Below are the queries that we will execute on the employees database.
- select * from employees where last_name = ‘Koblick’;
- select * from salaries where salary >= 100000;
- select * from titles where title = ‘Manager’;
- select * from employees where year(hire_date) = 1995;
- select year(e.hire_date), max(s.salary) from employees e join salaries s on e.emp_no=s.emp_no group by year(e.hire_date);
Now, queries 1, 3 and 4 executed under 300 ms but if we check the slow query logs, we will find these queries logged as they are not using any of the index. Queries 2 and 5 are taking longer than 300ms and also not using any index.

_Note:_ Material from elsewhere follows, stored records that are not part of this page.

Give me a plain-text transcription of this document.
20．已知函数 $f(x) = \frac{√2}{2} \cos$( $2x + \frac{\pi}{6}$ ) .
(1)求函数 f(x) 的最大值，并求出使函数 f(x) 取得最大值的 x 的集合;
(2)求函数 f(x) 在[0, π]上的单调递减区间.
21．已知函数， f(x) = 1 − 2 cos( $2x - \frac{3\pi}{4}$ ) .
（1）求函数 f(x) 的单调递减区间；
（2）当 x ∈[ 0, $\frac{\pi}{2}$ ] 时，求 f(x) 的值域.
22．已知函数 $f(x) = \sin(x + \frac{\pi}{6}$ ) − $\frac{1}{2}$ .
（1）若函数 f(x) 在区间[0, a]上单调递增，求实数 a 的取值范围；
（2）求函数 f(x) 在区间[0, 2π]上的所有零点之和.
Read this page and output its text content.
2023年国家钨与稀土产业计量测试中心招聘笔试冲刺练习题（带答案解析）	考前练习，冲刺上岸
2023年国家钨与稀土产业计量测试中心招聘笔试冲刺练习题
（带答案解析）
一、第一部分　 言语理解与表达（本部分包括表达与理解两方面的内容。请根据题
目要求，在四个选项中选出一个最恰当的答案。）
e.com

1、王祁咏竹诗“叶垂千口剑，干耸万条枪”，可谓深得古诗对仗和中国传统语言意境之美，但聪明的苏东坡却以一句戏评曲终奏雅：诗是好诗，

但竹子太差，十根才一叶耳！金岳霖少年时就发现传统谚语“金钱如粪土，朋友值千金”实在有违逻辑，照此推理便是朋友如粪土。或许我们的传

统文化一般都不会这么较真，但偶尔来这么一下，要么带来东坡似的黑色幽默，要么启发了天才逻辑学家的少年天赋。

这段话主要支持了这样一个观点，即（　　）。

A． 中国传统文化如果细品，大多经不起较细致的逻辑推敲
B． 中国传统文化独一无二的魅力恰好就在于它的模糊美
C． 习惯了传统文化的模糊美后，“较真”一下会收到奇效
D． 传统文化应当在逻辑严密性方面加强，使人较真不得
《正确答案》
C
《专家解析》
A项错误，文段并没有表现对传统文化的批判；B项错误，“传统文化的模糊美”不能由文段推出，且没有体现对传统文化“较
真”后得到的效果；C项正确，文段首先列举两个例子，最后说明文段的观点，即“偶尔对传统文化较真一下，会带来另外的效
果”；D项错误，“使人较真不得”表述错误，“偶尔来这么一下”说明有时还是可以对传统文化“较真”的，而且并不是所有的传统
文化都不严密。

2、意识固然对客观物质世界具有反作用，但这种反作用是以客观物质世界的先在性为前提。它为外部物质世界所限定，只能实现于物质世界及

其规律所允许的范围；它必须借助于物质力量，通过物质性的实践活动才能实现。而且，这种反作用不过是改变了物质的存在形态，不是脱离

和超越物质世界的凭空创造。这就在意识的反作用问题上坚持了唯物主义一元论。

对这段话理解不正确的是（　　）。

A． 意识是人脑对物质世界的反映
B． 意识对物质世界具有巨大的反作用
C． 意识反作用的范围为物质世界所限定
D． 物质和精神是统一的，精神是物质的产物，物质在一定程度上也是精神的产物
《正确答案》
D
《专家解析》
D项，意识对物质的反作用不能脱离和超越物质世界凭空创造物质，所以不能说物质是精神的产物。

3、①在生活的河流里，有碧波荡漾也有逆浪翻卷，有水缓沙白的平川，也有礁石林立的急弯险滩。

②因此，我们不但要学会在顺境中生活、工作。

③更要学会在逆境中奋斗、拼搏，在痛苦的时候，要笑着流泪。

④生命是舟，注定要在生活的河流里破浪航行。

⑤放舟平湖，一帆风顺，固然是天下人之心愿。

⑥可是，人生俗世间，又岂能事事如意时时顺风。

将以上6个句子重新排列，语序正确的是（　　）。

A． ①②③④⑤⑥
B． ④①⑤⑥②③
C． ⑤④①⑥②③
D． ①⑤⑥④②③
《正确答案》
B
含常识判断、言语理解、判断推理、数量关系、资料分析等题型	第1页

Use the following command to get the summary of the slow query log
mysqldumpslow /var/lib/mysql/mysql-slow.log
There are some more queries in the snapshot that were along with the queries mentioned. Mysqldumpslow replaces actual values that were used by N (in case of numbers) and S (in case of strings). That can be overridden by -a
option, however that will increase the output lines if different values are used in similar queries.
The EXPLAIN Plan
The EXPLAIN command is used with any query that we want to analyze. It describes the query execution plan, how MySQL sees and executes the query. EXPLAIN works with Select, Insert, Update and Delete statements. It tells about different aspects of the query like, how tables are joined, indexes used or not, etc. The important thing here is to understand the basic Explain plan output of a query to determine its performance.
Let’s take the following query as an example,
explain select * from salaries where salary = 100000;
mysql> explain select * from salaries where salary = 100000;
+----+-------------+----------+------------+------+---------------+------+---------+------+---------+----------+-------------+
| id | select_type | table | partitions | type | possible_keys | key | key_len | ref | rows | filtered | Extra |
+----+-------------+----------+------------+------+---------------+------+---------+------+---------+----------+-------------+
| 1 | SIMPLE | salaries | NULL | ALL | NULL | NULL | NULL | NULL | 2838426 | 10.00 | Using where |
+----+-------------+----------+------------+------+---------------+------+---------+------+---------+----------+-------------+
1 row in set, 1 warning (0.00 sec)
The key aspects to understand in the above output are:-
- Partitions - the number of partitions considered while executing the query. It is only valid if the table is partitioned.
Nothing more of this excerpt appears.